Tensions rise as U.S. moves missile interceptor batteries to Guam

U.S. aggression would be “smashed by... cutting-edge smaller, lighter and diversified nuclear strike means: North Korea

December 18, 2013 02:29 am | Updated 08:56 pm IST - WASHINGTON:

The probability of a nuclear exchange between North Korea and other nations including the U.S. inched upwards this week as Pyongyang put out a statement that “The moment of explosion is approaching fast,” and that U.S. aggression would be “smashed by... cutting-edge smaller, lighter and diversified nuclear strike means.”

The remarks raising tensions in the Korean peninsula came shortly after the Pentagon announced that it would be mobilising ground-based THAAD missile-interceptor batteries to protect its military bases on Guam, a U.S. territory located 3,380 km southeast of North Korea and “home to 6,000 American military personnel, submarines and bombers.” North Korea added that a war could break out “today or tomorrow.”

The THAAD system includes a truck-mounted launcher and interceptor missiles, reports pointed out, and the Pentagon argued that its deployment would “strengthen our regional defence posture against the North Korean regional ballistic missile threat.”

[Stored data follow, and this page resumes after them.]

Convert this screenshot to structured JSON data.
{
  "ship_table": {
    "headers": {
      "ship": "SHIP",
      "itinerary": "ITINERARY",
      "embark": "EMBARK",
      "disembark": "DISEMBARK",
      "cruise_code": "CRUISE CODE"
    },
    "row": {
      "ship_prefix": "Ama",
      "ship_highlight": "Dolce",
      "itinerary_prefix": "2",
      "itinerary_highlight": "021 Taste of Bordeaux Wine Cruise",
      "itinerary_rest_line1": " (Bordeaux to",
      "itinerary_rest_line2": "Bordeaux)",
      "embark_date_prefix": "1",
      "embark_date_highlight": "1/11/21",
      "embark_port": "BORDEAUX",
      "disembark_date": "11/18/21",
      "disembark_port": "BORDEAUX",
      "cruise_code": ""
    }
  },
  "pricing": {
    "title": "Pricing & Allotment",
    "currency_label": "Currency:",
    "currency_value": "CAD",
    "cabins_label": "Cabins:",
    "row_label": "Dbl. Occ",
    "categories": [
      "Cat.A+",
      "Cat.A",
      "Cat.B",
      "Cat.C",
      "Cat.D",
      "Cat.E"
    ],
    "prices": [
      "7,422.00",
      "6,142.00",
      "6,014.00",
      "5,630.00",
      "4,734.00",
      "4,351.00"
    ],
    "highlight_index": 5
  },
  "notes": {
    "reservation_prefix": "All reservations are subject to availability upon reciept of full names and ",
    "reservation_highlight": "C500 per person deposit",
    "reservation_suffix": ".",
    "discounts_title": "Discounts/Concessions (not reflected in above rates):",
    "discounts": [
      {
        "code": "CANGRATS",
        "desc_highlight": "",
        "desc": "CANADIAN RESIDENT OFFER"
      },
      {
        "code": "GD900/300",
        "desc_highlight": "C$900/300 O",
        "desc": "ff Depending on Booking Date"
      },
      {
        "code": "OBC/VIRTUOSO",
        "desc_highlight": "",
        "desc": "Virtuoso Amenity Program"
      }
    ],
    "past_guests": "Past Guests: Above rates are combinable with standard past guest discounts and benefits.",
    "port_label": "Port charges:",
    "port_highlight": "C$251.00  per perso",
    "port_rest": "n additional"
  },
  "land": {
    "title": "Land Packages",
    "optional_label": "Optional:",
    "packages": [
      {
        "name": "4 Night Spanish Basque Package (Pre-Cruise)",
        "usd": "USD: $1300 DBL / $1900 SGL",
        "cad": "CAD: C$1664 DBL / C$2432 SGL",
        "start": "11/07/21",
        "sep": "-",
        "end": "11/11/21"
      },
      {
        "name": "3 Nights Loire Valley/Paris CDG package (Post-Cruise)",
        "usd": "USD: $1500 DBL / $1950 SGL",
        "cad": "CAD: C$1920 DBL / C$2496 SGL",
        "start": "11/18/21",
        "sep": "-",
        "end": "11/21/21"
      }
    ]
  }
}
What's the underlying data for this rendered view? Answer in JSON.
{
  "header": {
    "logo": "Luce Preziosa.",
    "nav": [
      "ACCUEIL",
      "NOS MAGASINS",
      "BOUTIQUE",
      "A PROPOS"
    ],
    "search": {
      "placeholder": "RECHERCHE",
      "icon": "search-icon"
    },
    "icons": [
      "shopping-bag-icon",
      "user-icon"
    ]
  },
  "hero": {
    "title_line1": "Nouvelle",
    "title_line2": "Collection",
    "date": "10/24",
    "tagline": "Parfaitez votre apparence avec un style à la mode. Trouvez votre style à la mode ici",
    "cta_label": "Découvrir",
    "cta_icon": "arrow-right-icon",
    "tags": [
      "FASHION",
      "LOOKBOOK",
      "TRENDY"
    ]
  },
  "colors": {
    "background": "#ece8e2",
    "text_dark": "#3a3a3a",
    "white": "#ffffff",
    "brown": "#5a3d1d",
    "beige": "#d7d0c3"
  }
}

South Korea offered its assessment of the North’s positioning confirming that Pyongyang had moved a missile with “considerable range” to its east coast, but that that missile was “not capable of hitting the U.S. mainland.”

Caution

The North Korean military however cautioned that it had received “final approval for military action” against the U.S., particularly responding to what it called the “provocative U.S. use of nuclear-capable B-52 and B-2 stealth bombers in ongoing war games with South Korea.”

Even U.S. Defence Secretary Chuck Hagel declared that North Korea posed “a real and clear danger” to South Korea, Japan and America, reports quoting unnamed South Korean and U.S. intelligence sources suggested that the allegedly untested North Korean Musudan missile had a theoretical range of 3,000 km and this could put “all of South Korea and Japan within its reach.”

North Korea, meanwhile, held firm to its blockade of the South from the Kaesong factory park run, which both nations operate jointly. Some reports said that North Korea had given South Korean companies time “until 10th of April to pull out” of the area, although South Korea’s reunification ministry was said to have denied that such a deadline had been given.